Cette culture du baratin, omniprésente, procède de la sincérité laquelle est devenue, dans nos sociétés libérales, l’héritière par défaut de la vérité. La société libérale ne cultive pas tant le mensonge que le baratin. Les discours ronflants faisant l’éloge des droits de la personne, de la primauté de la personne contre la collectivité, de la tolérance, du respect de soi et des autres, constituent le baratin libéral courant.
Qu’il me soit permis d’évoquer un seul exemple de baratin libéral, celui du nouveau cours d’Éthique et de culture religieuse (ECR), mis en place depuis septembre 2008. On n’a pas, en effet, de plus bel exemple illustrant le baratin de la culture libérale qui brille par sa démission devant la vérité et dont la marque de commerce est celle d’un souci inversement immodeste pour la sincérité.
Au nom du respect de soi et des autres, la vérité ainsi que sa recherche sont exclues du programme ECR. Ce que l’on recherche à faire dans ce programme, c’est d’amener l’élève à identifier ses valeurs et ses croyances et à reconnaître celles des autres. En somme, l’élève doit se respecter tout en respectant les autres, le pari étant que l’on pourra de la sorte assurer le bien commun, le vivre-ensemble, la coexistence pacifique. Pas le bien vivre-ensemble et le bonheur qui l’accompagne, puisque le bonheur est l’affaire privé de chacun. Or, cet objectif central d’ECR repose sur la prémisse centrale libérale de la sincérité à l’égard de soi, de ses valeurs et de ses croyances, la vérité étant exclue du processus. Ce qui compte, en bout de piste, c’est la sincérité, l’adhésion, la fidélité à celui ou celle que l’on est. C’est pour ainsi dire le Connais-toi toi-même socratique déchargé de l’éprouvante épreuve de la vérité. La seule exigence, c’est que celui ou celle que l’on est en toute sincérité et authenticité doive respecter ce que les autres sont. Voilà l’idéal libéral où la sincérité joue un rôle central. Or, tant qu’on ne passe pas par le test de la vérité, l’idéal libéral reste du baratin.
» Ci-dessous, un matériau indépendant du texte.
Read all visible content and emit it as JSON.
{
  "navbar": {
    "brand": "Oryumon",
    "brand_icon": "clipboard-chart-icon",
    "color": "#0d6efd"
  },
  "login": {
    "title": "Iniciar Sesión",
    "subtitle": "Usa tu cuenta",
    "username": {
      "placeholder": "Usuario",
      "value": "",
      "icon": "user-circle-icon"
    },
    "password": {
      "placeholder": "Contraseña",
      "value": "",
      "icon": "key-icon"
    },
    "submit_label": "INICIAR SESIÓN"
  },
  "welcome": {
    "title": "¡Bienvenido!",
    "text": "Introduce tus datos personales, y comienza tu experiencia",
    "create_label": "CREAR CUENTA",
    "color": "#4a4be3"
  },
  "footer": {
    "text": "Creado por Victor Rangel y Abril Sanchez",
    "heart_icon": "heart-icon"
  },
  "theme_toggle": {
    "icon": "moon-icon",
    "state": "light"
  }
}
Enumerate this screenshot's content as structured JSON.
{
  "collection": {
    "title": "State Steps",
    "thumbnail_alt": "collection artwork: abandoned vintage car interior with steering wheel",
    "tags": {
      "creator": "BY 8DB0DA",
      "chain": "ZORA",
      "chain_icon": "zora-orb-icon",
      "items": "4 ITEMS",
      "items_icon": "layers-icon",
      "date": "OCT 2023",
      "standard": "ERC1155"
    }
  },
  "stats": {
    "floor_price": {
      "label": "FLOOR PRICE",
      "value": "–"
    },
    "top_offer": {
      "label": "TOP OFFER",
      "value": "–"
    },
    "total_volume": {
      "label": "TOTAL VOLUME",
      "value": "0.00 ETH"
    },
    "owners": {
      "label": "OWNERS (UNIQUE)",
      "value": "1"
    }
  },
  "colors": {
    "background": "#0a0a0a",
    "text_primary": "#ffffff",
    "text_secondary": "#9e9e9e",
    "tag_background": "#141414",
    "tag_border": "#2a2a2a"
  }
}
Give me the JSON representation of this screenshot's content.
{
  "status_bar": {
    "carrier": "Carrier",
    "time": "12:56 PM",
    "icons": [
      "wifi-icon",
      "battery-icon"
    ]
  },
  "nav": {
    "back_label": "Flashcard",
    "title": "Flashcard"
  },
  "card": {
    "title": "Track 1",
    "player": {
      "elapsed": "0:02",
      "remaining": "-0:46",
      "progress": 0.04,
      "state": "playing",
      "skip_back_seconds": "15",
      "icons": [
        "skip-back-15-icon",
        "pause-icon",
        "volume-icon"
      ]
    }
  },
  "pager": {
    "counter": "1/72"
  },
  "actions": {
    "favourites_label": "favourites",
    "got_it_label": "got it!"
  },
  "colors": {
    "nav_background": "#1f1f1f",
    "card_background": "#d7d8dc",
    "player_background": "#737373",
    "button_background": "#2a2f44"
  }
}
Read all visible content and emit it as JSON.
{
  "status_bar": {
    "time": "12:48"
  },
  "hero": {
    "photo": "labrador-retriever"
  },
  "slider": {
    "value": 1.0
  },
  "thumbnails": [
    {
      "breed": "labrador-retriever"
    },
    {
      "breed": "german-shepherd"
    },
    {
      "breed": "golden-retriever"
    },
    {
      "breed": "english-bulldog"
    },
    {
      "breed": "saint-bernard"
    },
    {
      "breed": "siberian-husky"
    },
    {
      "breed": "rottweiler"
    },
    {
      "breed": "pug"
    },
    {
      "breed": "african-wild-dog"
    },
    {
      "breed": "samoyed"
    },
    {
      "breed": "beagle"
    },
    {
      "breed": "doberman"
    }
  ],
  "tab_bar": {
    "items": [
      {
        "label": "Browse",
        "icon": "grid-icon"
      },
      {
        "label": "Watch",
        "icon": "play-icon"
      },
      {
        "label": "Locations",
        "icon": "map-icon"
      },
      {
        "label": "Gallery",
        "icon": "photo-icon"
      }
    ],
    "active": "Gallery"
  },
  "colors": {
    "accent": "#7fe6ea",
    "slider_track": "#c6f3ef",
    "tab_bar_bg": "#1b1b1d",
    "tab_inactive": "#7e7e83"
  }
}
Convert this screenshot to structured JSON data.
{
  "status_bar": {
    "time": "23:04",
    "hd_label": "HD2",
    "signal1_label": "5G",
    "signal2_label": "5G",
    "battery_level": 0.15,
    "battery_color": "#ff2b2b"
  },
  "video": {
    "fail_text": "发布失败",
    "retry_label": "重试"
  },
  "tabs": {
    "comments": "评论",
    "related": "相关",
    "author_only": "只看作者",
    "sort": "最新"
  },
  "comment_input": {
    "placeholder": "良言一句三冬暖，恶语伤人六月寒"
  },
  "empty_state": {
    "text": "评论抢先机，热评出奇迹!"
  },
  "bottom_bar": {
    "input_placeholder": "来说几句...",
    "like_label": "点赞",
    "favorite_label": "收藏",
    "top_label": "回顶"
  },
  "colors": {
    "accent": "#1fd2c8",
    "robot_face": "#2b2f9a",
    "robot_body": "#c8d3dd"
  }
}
André Caillé et Nathalie Normandeau ont le droit de croire en toute sincérité au développement de l’industrie gazière du schiste, tout comme les citoyens ont le droit de penser sincèrement que cette industrie va à l’encontre des valeurs de sécurité des gens et du respect de l’environnement. Voilà l’idéal libéral de la sincérité à l’œuvre. Or, sans un moratoire sur la question de l’exploration des gaz de schiste, tout ce débat n’est que du baratin libéral.
Si, comme l’écrit Frankfurt, «le baratineur dissimule le fait qu’il accorde peu d’importance à la véracité de ses déclarations : nous ne devons pas deviner que son but ne consiste ni à dire des vérités ni à les cacher», le baratineur libéral, au fond, croit posséder la vérité, tout en faisant silence sur elle. À ma connaissance, c’est le baratin le plus sordide et le plus dangereux qui soit.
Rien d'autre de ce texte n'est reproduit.